The danger is that even formerly innovative and high-growth companies often experience a build-up in “corporate cholesterol” as they move away from their origins, with the rate of innovation falling, the vision blurring and the love of the customer fading.

Companies building up “corporate cholesterol” resemble a car with its back wheels stuck in a rut. The CEO steps on the accelerator, but rather than escape, they only dig themselves in deeper.  When your company has moved from being an insurgent for the customer, you will be losing market share and heading towards obscurity. Stopping this happening involves keeping the founder’s mindset. “You’ve got to keep customer success at the heart of your business.”

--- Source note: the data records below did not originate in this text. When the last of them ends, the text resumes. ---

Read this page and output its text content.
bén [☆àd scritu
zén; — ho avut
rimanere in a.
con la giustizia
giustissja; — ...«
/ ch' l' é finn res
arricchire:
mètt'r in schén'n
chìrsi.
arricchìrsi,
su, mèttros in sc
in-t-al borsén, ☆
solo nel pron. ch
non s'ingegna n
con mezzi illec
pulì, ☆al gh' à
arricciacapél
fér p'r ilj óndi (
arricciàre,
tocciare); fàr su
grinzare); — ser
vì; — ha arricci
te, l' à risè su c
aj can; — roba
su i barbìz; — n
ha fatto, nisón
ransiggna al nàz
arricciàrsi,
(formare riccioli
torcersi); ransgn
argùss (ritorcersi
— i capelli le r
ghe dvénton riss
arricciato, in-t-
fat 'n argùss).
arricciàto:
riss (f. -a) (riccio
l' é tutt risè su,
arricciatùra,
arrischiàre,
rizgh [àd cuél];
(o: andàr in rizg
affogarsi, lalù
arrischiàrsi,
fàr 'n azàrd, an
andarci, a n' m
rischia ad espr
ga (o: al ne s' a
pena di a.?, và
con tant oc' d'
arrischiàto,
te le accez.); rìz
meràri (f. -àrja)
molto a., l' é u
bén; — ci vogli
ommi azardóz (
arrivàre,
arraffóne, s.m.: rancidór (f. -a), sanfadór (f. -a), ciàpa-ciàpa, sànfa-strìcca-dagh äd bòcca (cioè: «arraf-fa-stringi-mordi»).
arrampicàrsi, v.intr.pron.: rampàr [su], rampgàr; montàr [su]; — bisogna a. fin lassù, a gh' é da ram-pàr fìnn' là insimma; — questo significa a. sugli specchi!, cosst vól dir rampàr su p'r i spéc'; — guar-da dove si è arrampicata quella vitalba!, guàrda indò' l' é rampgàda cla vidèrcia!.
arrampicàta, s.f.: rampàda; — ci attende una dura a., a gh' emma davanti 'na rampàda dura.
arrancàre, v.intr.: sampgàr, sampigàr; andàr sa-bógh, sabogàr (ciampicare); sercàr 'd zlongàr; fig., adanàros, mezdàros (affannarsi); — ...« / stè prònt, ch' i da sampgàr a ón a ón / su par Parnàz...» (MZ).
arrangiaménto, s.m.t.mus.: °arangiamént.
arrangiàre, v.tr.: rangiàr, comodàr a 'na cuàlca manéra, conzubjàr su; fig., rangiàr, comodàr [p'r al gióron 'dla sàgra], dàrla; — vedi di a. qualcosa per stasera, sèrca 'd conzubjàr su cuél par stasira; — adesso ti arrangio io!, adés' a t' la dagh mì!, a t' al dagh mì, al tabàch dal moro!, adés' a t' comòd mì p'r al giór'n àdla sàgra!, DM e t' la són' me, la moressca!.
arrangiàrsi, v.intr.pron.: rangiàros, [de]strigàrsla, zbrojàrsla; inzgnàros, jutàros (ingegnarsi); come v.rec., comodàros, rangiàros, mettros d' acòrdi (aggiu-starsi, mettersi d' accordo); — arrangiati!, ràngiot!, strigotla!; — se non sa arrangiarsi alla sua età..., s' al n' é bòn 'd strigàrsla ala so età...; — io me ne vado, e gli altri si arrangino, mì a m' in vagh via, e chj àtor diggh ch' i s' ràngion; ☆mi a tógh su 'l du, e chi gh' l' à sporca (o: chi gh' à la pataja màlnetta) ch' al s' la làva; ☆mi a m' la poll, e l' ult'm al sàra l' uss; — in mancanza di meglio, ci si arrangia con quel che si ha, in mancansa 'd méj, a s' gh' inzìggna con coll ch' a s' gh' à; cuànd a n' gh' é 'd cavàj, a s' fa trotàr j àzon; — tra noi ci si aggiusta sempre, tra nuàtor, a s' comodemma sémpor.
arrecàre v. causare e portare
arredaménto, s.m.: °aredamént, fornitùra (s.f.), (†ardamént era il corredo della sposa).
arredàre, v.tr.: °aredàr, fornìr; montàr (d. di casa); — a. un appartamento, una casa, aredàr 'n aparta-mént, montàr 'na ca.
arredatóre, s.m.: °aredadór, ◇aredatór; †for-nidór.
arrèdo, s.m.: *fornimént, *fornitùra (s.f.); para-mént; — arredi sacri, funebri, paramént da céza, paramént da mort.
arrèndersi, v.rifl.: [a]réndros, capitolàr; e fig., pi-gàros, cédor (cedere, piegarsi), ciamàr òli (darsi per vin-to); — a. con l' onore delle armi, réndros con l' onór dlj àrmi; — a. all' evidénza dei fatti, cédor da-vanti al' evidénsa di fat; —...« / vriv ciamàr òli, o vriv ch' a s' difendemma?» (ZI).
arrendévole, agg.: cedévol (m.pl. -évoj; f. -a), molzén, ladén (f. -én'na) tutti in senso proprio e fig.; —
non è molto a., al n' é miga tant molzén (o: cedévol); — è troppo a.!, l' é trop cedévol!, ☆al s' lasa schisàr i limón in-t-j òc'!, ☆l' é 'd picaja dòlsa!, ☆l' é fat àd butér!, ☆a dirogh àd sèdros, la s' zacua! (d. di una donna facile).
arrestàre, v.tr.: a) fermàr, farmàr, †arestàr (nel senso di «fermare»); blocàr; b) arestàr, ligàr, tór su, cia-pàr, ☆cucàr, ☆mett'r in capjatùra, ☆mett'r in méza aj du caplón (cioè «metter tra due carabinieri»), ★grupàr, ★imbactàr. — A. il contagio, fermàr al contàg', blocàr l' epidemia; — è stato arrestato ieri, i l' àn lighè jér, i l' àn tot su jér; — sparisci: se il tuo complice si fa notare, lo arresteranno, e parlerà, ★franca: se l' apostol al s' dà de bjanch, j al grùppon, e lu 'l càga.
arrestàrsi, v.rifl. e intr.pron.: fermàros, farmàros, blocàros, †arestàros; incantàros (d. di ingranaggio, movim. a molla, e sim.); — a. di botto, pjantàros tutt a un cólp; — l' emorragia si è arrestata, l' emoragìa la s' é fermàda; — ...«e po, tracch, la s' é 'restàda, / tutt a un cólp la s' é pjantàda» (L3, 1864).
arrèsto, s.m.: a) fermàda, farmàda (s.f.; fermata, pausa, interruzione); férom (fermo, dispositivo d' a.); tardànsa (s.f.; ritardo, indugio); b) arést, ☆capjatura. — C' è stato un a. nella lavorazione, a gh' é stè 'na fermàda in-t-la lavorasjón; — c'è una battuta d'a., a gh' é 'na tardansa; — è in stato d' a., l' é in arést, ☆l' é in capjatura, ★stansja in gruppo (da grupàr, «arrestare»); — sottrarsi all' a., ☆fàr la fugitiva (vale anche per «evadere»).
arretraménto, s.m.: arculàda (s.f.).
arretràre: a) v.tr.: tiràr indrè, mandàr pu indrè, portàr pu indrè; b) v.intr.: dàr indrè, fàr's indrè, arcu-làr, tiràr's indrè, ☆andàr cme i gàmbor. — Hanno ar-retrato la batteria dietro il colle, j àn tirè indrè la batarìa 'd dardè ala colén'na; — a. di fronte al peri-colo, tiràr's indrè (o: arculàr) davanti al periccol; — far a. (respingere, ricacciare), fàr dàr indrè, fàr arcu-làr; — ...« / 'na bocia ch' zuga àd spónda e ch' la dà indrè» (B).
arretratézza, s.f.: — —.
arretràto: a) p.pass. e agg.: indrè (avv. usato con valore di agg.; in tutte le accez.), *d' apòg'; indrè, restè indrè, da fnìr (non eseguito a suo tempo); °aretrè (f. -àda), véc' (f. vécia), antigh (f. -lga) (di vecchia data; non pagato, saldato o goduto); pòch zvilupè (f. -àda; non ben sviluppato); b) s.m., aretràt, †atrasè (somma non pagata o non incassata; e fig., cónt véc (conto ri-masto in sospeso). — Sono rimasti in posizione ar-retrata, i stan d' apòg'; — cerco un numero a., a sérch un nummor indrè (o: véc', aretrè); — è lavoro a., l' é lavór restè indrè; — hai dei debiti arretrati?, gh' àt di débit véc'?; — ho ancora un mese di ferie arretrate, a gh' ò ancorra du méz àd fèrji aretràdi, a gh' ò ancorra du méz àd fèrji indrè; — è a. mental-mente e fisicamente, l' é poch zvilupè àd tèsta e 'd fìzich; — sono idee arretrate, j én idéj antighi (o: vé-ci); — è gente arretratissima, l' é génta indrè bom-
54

Companies that take the initiative with reinvention in the ways we’ve described will, on the whole, avoid the coronary-inducing bursts of a massive reorganisation. Even if they do have to undergo restructuring, they will be better prepared to survive it. As Steve Garnett, ex-chairman of Salesforce EMEA, says: “reinvention is not easy, but you can’t dodge it. It is with you, and you had better embrace it.” It is relentless and imperative to keep the customer as ‘keeper of the flame’ – invite customers to Executive, All Hands and Board meetings to keep the spirit of innovation and growth alive.  Good luck in your marathon.